What is a honeypot you may ask? What is its significance and why is it crucial that we set one up? Honeypots are essentially decoy servers deployed alongside of your actual system in the network. Its purpose is to attract malicious attackers trying to get into your network. Honeypots can misdirect assailants and their constituents from getting into your network. It can also help serve as a great way to add security monitoring opportunities for blue teams.

Here’s how to entice possible attackers into a honeypot trap with Kali Linux.

You’ll need a Kali Linux box and download a tool called pentbox.

Open the terminal and download pentbox with the command.

wget http://downloads.sourceforge.net/project/pentbox18realised/pentbox-1.8.tar.gz

What this command does is point it to this website and download the tool.

Find it in your directory, which ever it may be, mine happens to be at home directory.

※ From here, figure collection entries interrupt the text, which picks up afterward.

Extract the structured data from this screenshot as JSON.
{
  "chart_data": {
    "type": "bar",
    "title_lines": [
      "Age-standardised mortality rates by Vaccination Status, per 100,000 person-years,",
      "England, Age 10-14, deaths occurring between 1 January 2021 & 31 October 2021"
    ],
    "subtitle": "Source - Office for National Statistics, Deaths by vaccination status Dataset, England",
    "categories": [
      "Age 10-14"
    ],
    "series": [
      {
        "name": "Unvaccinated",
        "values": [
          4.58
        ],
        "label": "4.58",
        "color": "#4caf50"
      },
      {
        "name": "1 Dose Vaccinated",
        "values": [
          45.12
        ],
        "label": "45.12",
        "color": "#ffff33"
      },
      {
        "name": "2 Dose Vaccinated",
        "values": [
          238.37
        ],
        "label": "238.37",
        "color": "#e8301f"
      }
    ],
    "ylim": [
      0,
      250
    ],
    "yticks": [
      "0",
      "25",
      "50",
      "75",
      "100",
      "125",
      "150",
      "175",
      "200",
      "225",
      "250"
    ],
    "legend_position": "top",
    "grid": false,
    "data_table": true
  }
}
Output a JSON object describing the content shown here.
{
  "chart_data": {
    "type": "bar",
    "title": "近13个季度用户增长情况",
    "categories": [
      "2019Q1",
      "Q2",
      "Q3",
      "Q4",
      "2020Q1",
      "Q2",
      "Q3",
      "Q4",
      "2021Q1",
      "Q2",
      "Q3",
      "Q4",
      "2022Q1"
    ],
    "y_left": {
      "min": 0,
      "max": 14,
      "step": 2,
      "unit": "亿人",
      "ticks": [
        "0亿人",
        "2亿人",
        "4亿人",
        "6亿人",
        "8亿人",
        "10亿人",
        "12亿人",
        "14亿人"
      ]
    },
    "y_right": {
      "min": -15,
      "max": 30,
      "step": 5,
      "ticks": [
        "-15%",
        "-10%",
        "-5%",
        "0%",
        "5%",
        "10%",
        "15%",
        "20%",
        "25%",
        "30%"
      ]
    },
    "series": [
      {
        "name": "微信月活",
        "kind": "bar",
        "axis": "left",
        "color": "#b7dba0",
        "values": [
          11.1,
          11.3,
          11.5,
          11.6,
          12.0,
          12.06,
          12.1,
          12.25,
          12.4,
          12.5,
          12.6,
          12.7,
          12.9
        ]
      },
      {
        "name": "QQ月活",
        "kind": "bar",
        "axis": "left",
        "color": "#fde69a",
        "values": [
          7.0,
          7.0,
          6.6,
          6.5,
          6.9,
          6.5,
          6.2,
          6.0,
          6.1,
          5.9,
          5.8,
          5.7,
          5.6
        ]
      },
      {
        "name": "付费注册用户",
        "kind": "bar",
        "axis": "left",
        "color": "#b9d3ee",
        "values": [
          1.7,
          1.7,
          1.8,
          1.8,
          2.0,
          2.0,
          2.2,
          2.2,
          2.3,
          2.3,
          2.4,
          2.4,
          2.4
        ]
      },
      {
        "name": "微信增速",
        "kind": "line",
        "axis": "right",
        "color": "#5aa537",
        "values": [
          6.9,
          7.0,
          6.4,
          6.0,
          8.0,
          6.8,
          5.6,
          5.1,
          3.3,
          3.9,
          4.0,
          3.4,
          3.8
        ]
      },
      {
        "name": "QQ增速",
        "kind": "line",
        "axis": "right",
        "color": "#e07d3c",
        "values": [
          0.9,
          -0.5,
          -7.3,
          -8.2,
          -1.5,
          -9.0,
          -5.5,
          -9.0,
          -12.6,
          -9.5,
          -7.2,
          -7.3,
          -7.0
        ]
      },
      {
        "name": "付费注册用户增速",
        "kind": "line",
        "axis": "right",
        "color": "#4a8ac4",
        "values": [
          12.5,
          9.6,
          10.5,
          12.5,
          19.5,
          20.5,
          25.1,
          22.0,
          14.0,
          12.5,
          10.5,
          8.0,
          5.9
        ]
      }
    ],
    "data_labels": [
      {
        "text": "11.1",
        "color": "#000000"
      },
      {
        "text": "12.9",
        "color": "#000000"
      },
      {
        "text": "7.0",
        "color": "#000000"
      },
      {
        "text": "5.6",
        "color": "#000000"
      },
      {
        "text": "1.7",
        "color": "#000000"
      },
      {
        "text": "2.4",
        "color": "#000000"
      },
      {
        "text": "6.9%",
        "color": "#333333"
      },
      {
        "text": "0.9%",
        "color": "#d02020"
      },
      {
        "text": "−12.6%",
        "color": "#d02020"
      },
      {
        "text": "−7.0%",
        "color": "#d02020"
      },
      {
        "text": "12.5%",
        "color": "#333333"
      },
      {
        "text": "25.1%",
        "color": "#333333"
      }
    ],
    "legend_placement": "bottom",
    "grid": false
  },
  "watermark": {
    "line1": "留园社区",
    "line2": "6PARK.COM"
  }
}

tar xvfz pentbox-1.8.tar.gz

Then we run the command to “unload” the tools. The tar command is used to rip a collection of files and directories into a highly compressed archive file commonly called tarball.

Then we execute the following command ./pentbox.rb

And then, following should pop up.

Now the juicy part, the reason why we’re here. To lure the attackers.

From here we select 2 for Network tools and then 3 for Honeypot.

Then select option 1 for Fast Auto Configuration. Once this is selected, it will launch the honey pot and default to port 80.

Now open a web browser on another machine such as your host machine and point it to the IP address on your kali machine. My Kali box IP was 10.0.2.4. You can use the commands ip address or ifconfig | grep inet.

You should get an access denied and if you did that’s right.

You should see the following.

If you would like to dig deeper and have your honeypot listen to a specific port. You would run bentbox as such and select 2 and then 3 followed by 2. When the script prompts you to enter a port type in 22. Port 22 is the for SSH

When I try to SSH in to the IP address I get the following “INTRUSION ATTEMPT DETECTED!”

you can see the attempt was logged and where the IP was originated from.

Congrats! Now you have successfully set up your Honeypot!